Fortified wines from Madeira, slowly baked in sub-tropical heat for long aging, could be found in about any gentleman’s house in the American colonies and during the early years of the Republic—shipped to New York or Philadelphia in wooden barrels and then sealed in bottles and five-gallon demijohns for safe keeping.

Now a cache of about 20 bottles and four demijohns rediscovered in a small New Jersey museum last year will go under the gavel at Christie’s in New York on December 7, whetting the bidding appetites of Madeira lovers worldwide. Christie’s previewed some of the bottles in New York this week.

Since 1811, John Kean Sr.’s family owned a 1770’s mansion located in Union, N.J., but, after his parents’ death, Kean decided to turn his former home into the Liberty Hall Museum on the Kean University campus. Coming from a family of politicians, Kean says there were “always bottles stored around the house” for entertaining.

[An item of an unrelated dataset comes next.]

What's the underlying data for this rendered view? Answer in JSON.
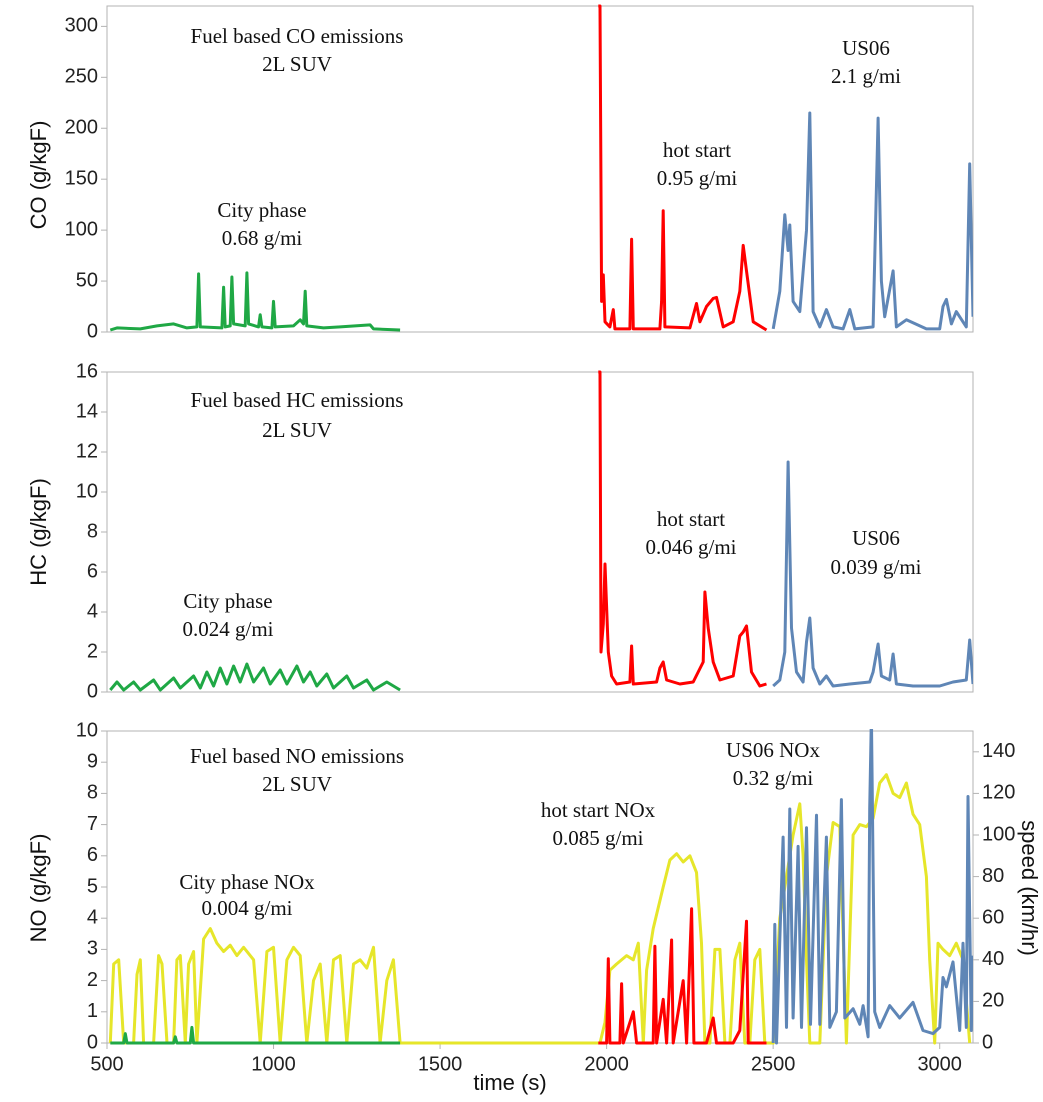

Last year, he was looking for more museum space, so he decided to throw out a bunch of full and empty demijohns stored in the attic, figuring that the wine had gone bad over the centuries. He also opened what he thought was an unused closet and found a room with more bottles. Fortunately, he asked for professional help before letting his staff turn the emptied demijohns into lamp bases.

Among the wines previewed this week were a drier Madeira sercial from 1846 and a lightly sweeter verdelho from the same period. Both still had haunting dried fruit flavors and great balancing acidity. Some of the older, smaller bottles dated back to the late 1790’s. Officials from the Madeira Wine Company and the Portuguese Cork Association were on hand to validate the wines and to give the old bottles fresh corks.

Auction bonus: Four of the demijohns turned out to be 19th Century Bourbons, and they will also be auctioned. Kean and the museum are keeping some of the wine for a new Liberty Hall exhibit appropriately titled, “History in a Bottle.”